Thomas Johnson

Personal information
- Full name: Horace Thomas Johnson
- Nickname: Tiny Johnson H.T. Tiny Johnson H.T. Johnny Johnson
- Born: 30 December 1886 Fulham, United Kingdom
- Died: 12 August 1966 (aged 79)
- Height: 5 ft 4 in (163 cm)
- Weight: ~155 lb (70 kg; 11.1 st)

Team information
- Discipline: Track sprinter

Amateur team
- 1905–1923: Putney A.C. and Catford C.C.

Major wins
- 1907, 1909 and 1910 – British Tandem Championships 1908 – won silver in the Olympic tandem race National Quarter-mile Tandem record 1911 – Won 32 'top-class' races 1920 – second in the World Sprint championship 1920 – won silver in the Olympic 'individual sprint 1920 – won silver in the Olympic 'Team pursuit' 1922 – Amateur Sprint Championship of the World

Medal record
Men's cycling
Representing United Kingdom
Olympic Games
| Silver medal – second place | 1908 London | 2,000 metre tandem race |
| Silver medal – second place | 1920 Antwerp | 1,000 metre individual sprint |
| Silver medal – second place | 1920 Antwerp | Men's team pursuit |

= Thomas Johnson (cyclist) =

British cyclist

Horace Thomas Johnson (30 December 1886 - 12 August 1966) was a cyclist from Great Britain. He was born in Fulham, United Kingdom.

Johnson was often referred to as Tiny Johnson or H. T. Tiny Johnson.
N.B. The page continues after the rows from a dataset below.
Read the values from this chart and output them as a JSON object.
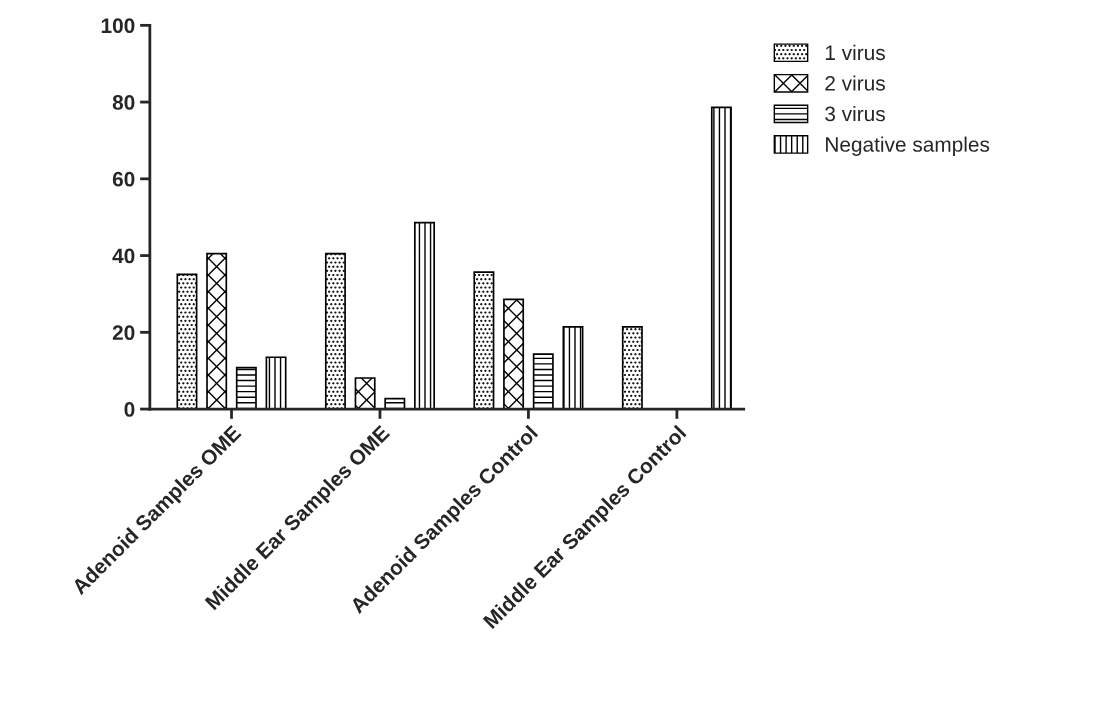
{
  "chart_data": {
    "type": "bar",
    "categories": [
      "Adenoid Samples OME",
      "Middle Ear Samples OME",
      "Adenoid Samples Control",
      "Middle Ear Samples Control"
    ],
    "series": [
      {
        "name": "1 virus",
        "color": "#000000",
        "values": [
          35.1,
          40.5,
          35.7,
          21.4
        ]
      },
      {
        "name": "2 virus",
        "color": "#000000",
        "values": [
          40.5,
          8.1,
          28.6,
          0
        ]
      },
      {
        "name": "3 virus",
        "color": "#000000",
        "values": [
          10.8,
          2.7,
          14.3,
          0
        ]
      },
      {
        "name": "Negative samples",
        "color": "#000000",
        "values": [
          13.5,
          48.6,
          21.4,
          78.6
        ]
      }
    ],
    "ylim": [
      0,
      100
    ],
    "yticks": [
      0,
      20,
      40,
      60,
      80,
      100
    ],
    "grid": false,
    "legend": "top right"
  }
}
He won three silver medals at the Olympic games: the tandem race at the 1908 Summer Olympics in London, plus both the individual sprint the team pursuit at the 1920 Summer Olympics in Antwerp, Belgium.

==Career==
Johnson took up cycle racing in 1905 when he joined Putney A.C. at the age of 17. By the age of 20, in 1908, he won a silver medal at the 1908 Summer Olympics in London, competing with Frederick (E.G.) Hamlin in the 2,000 metre tandem race.

In 1911 he won 32 races in top-class company.

At the 1920 Summer Olympics held in Antwerp, he won the silver medal after finishing second in the 1,000 metre individual sprint with a time of 15.1 seconds, identical to Harry Ryan who was awarded the bronze medal. The following day, 10 August, Johnson was a member of the British team in the Men's team pursuit. The team, which also included Cyril Alden, William Stewart, and Albert White, finished in the silver medal position with a time of 5 minutes 13.8 seconds.

In 1922, at the World Amateur Track Championships in Paris, he won the men's sprint title, beating the Olympic champion Maurice Peeters and teammate W. Ormston.

==Awards==

===Golden Book===

Johnson's achievements were celebrated in 1949 when Cycling Weekly awarded him his own page in the Golden Book of Cycling.